As early summer turned into July, old Mrs. Soames came less and less frequently to play bridge and there were times when Sabine, dining out or retiring early, left them without any game at all and the old familiar stillness came to settle over the drawing-room at Pentlands ... evenings when Olivia and Sybil played double patience and Anson worked at Mr. Lowell’s desk over the mazes of the Pentland Family history.

On one of these evenings, when Olivia’s eyes had grown weary of reading, she closed her book and, turning toward her husband, called his name. When he did not answer her at once she spoke to him again, and waited until he looked up. Then she said, “Anson, I have taken up riding again. I think it is doing me good.”

But Anson, lost somewhere in the chapter about Savina Pentland and her friendship with Ingres, was not interested and made no answer.

“I go in the mornings,” she repeated, “before breakfast, with Sybil.”

Anson said, “Yes,” again, and then, “I think it an excellent idea—your color is better,” and went back to his work.

So she succeeded in telling him that it was all right about Sybil and O’Hara. She managed to tell him without actually saying it that she would go with them and prevent any entanglement. She had told him, too, without once alluding to the scene of which he was ashamed. And she knew, of course, now, that there was no danger of any entanglement, at least not one which involved Sybil.

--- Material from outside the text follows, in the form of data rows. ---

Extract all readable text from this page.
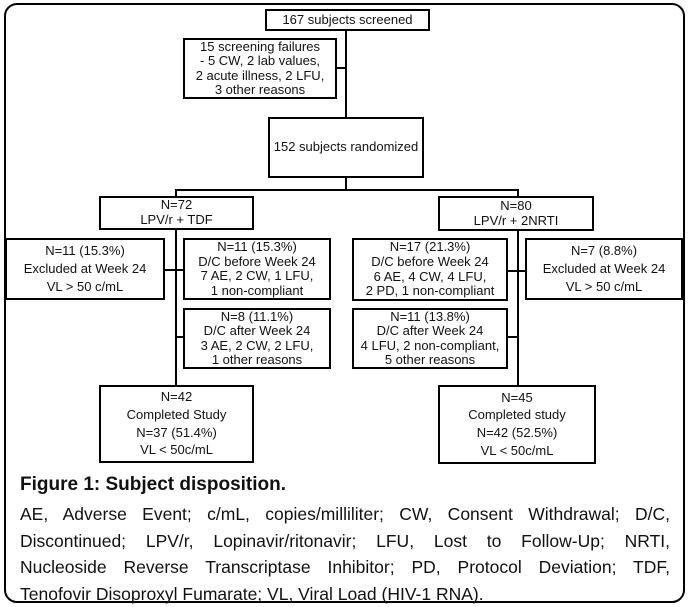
167 subjects screened
15 screening failures
- 5 CW, 2 lab values,
2 acute illness, 2 LFU,
3 other reasons
152 subjects randomized
N=72
LPV/r + TDF
N=80
LPV/r + 2NRTI
N=11 (15.3%)
Excluded at Week 24
VL > 50 c/mL
N=11 (15.3%)
D/C before Week 24
7 AE, 2 CW, 1 LFU,
1 non-compliant
N=17 (21.3%)
D/C before Week 24
6 AE, 4 CW, 4 LFU,
2 PD, 1 non-compliant
N=7 (8.8%)
Excluded at Week 24
VL > 50 c/mL
N=8 (11.1%)
D/C after Week 24
3 AE, 2 CW, 2 LFU,
1 other reasons
N=11 (13.8%)
D/C after Week 24
4 LFU, 2 non-compliant,
5 other reasons
N=42
Completed Study
N=37 (51.4%)
VL < 50c/mL
N=45
Completed study
N=42 (52.5%)
VL < 50c/mL
Figure 1: Subject disposition.
AE, Adverse Event; c/mL, copies/milliliter; CW, Consent Withdrawal; D/C,
Discontinued; LPV/r, Lopinavir/ritonavir; LFU, Lost to Follow-Up; NRTI,
Nucleoside Reverse Transcriptase Inhibitor; PD, Protocol Deviation; TDF,
Tenofovir Disoproxyl Fumarate; VL, Viral Load (HIV-1 RNA).
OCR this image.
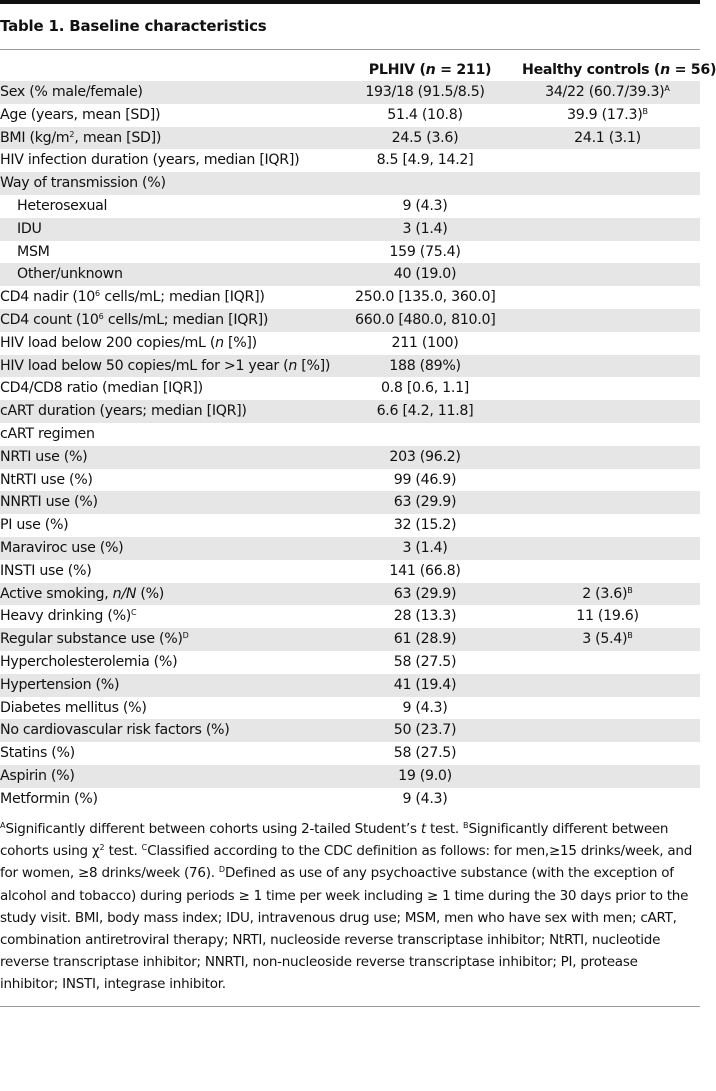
Table 1. Baseline characteristics
PLHIV (n = 211)	Healthy controls (n = 56)
Sex (% male/female)	193/18 (91.5/8.5)	34/22 $(60.7/39.3)^A$
Age (years, mean [SD])	51.4 (10.8)	39.9 $(17.3)^B$
BMI ($kg/m^2$, mean [SD])	24.5 (3.6)	24.1 (3.1)
HIV infection duration (years, median [IQR])	8.5 [4.9, 14.2]
Way of transmission (%)
Heterosexual	9 (4.3)
IDU	3 (1.4)
MSM	159 (75.4)
Other/unknown	40 (19.0)
CD4 nadir ($10^6$ cells/mL; median [IQR])	250.0 [135.0, 360.0]
CD4 count ($10^6$ cells/mL; median [IQR])	660.0 [480.0, 810.0]
HIV load below 200 copies/mL (n [%])	211 (100)
HIV load below 50 copies/mL for >1 year (n [%])	188 (89%)
CD4/CD8 ratio (median [IQR])	0.8 [0.6, 1.1]
cART duration (years; median [IQR])	6.6 [4.2, 11.8]
cART regimen
NRTI use (%)	203 (96.2)
NtRTI use (%)	99 (46.9)
NNRTI use (%)	63 (29.9)
PI use (%)	32 (15.2)
Maraviroc use (%)	3 (1.4)
INSTI use (%)	141 (66.8)
Active smoking, n/N (%)	63 (29.9)	2 $(3.6)^B$
Heavy drinking (%)$^C$	28 (13.3)	11 (19.6)
Regular substance use (%)$^D$	61 (28.9)	3 $(5.4)^B$
Hypercholesterolemia (%)	58 (27.5)
Hypertension (%)	41 (19.4)
Diabetes mellitus (%)	9 (4.3)
No cardiovascular risk factors (%)	50 (23.7)
Statins (%)	58 (27.5)
Aspirin (%)	19 (9.0)
Metformin (%)	9 (4.3)
$^A$Significantly different between cohorts using 2-tailed Student’s t test. $^B$Significantly different between cohorts using $\chi^2$ test. $^C$Classified according to the CDC definition as follows: for men,≥15 drinks/week, and for women, ≥8 drinks/week (76). $^D$Defined as use of any psychoactive substance (with the exception of alcohol and tobacco) during periods ≥ 1 time per week including ≥ 1 time during the 30 days prior to the study visit. BMI, body mass index; IDU, intravenous drug use; MSM, men who have sex with men; cART, combination antiretroviral therapy; NRTI, nucleoside reverse transcriptase inhibitor; NtRTI, nucleotide reverse transcriptase inhibitor; NNRTI, non-nucleoside reverse transcriptase inhibitor; PI, protease inhibitor; INSTI, integrase inhibitor.
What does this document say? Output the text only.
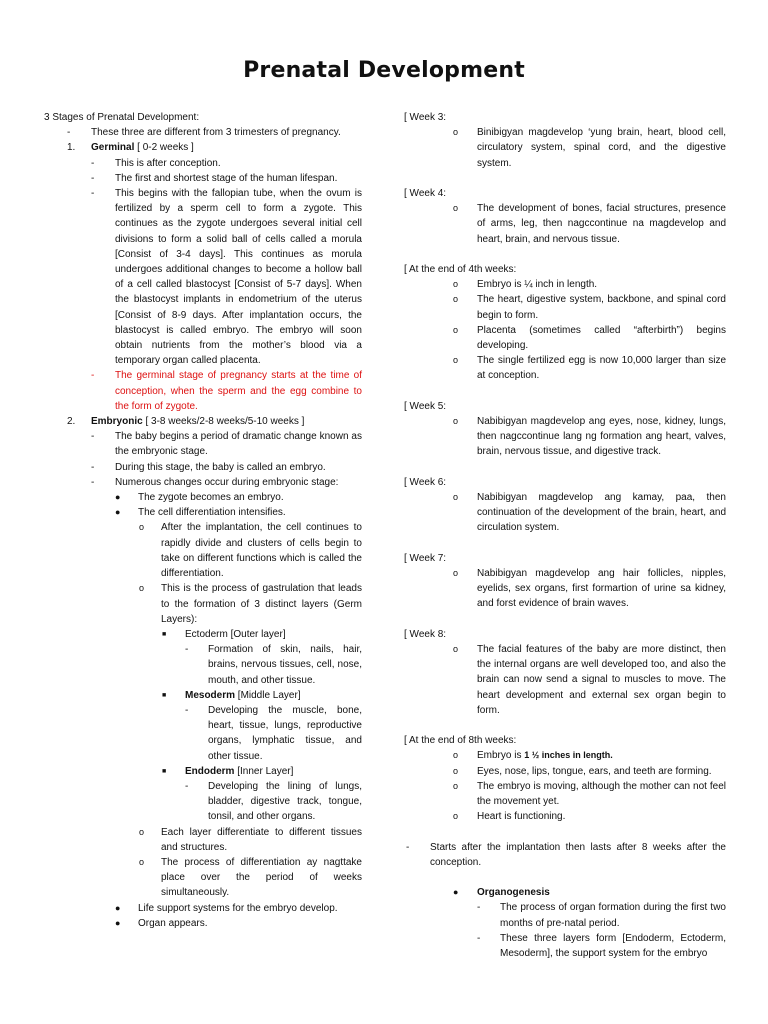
Prenatal Development
3 Stages of Prenatal Development:
- These three are different from 3 trimesters of pregnancy.
1. Germinal [ 0-2 weeks ]
- This is after conception.
- The first and shortest stage of the human lifespan.
- This begins with the fallopian tube, when the ovum is fertilized by a sperm cell to form a zygote. This continues as the zygote undergoes several initial cell divisions to form a solid ball of cells called a morula [Consist of 3-4 days]. This continues as morula undergoes additional changes to become a hollow ball of a cell called blastocyst [Consist of 5-7 days]. When the blastocyst implants in endometrium of the uterus [Consist of 8-9 days. After implantation occurs, the blastocyst is called embryo. The embryo will soon obtain nutrients from the mother’s blood via a temporary organ called placenta.
- The germinal stage of pregnancy starts at the time of conception, when the sperm and the egg combine to the form of zygote.
2. Embryonic [ 3-8 weeks/2-8 weeks/5-10 weeks ]
- The baby begins a period of dramatic change known as the embryonic stage.
- During this stage, the baby is called an embryo.
- Numerous changes occur during embryonic stage:
● The zygote becomes an embryo.
● The cell differentiation intensifies.
o After the implantation, the cell continues to rapidly divide and clusters of cells begin to take on different functions which is called the differentiation.
o This is the process of gastrulation that leads to the formation of 3 distinct layers (Germ Layers):
■ Ectoderm [Outer layer]
- Formation of skin, nails, hair, brains, nervous tissues, cell, nose, mouth, and other tissue.
■ Mesoderm [Middle Layer]
- Developing the muscle, bone, heart, tissue, lungs, reproductive organs, lymphatic tissue, and other tissue.
■ Endoderm [Inner Layer]
- Developing the lining of lungs, bladder, digestive track, tongue, tonsil, and other organs.
o Each layer differentiate to different tissues and structures.
o The process of differentiation ay nagttake place over the period of weeks simultaneously.
● Life support systems for the embryo develop.
● Organ appears.
[ Week 3:
o Binibigyan magdevelop ‘yung brain, heart, blood cell, circulatory system, spinal cord, and the digestive system.
[ Week 4:
o The development of bones, facial structures, presence of arms, leg, then nagccontinue na magdevelop and heart, brain, and nervous tissue.
[ At the end of 4th weeks:
o Embryo is ¼ inch in length.
o The heart, digestive system, backbone, and spinal cord begin to form.
o Placenta (sometimes called “afterbirth”) begins developing.
o The single fertilized egg is now 10,000 larger than size at conception.
[ Week 5:
o Nabibigyan magdevelop ang eyes, nose, kidney, lungs, then nagccontinue lang ng formation ang heart, valves, brain, nervous tissue, and digestive track.
[ Week 6:
o Nabibigyan magdevelop ang kamay, paa, then continuation of the development of the brain, heart, and circulation system.
[ Week 7:
o Nabibigyan magdevelop ang hair follicles, nipples, eyelids, sex organs, first formartion of urine sa kidney, and forst evidence of brain waves.
[ Week 8:
o The facial features of the baby are more distinct, then the internal organs are well developed too, and also the brain can now send a signal to muscles to move. The heart development and external sex organ begin to form.
[ At the end of 8th weeks:
o Embryo is 1 ½ inches in length.
o Eyes, nose, lips, tongue, ears, and teeth are forming.
o The embryo is moving, although the mother can not feel the movement yet.
o Heart is functioning.
- Starts after the implantation then lasts after 8 weeks after the conception.
● Organogenesis
- The process of organ formation during the first two months of pre-natal period.
- These three layers form [Endoderm, Ectoderm, Mesoderm], the support system for the embryo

Sitting with the book closed in her lap, she remained for a time watching the back of her husband’s head—the thin gray hair, the cords that stood out weakly under the desiccated skin, the too small ears set too close against the skull; and in reality, all the while she was seeing another head set upon a full muscular neck, the skin tanned and glowing with the flush of health, the thick hair short and vigorous; and she felt an odd, inexplicable desire to weep, thinking at the same time, “I am a wicked woman. I must be really bad.” For she had never known before what it was to be in love and she had lived for nearly twenty years in a family where love had occupied a poor forgotten niche.

She was sitting thus when John Pentland came in at last, looking more yellow and haggard than he had been in days. She asked him quietly, so as not to disturb Anson, whether Mrs. Soames was really ill. “No,” said the old man, “I don’t think so; she seems all right, a little tired, that’s all. We’re all growing old.”

He seated himself and began to read like the others, pretending clearly an interest which he did not feel, for Olivia caught him suddenly staring before him in a line beyond the printed page. She saw that he was not reading at all, and in the back of her mind a little cluster of words kept repeating themselves—“a little tired, that’s all, we’re all growing old; a little tired, that’s all, we’re all growing old”—over and over again monotonously, as if she were hypnotizing herself. She found herself, too, staring into space in the same enchanted fashion as the old man. And then, all at once, she became aware of a figure standing in the doorway beckoning to her, and, focusing her gaze, she saw that it was Nannie, clad in a dressing-gown, her old face screwed up in an expression of anxiety. She had some reason for not disturbing the others, for she did not speak. Standing in the shadow, she beckoned; and Olivia, rising quietly, went out into the hall, closing the door behind her.

There, in the dim light, she saw that the old woman had been crying and was shaking in fright. She said, “Something had happened to Jack, something dreadful.”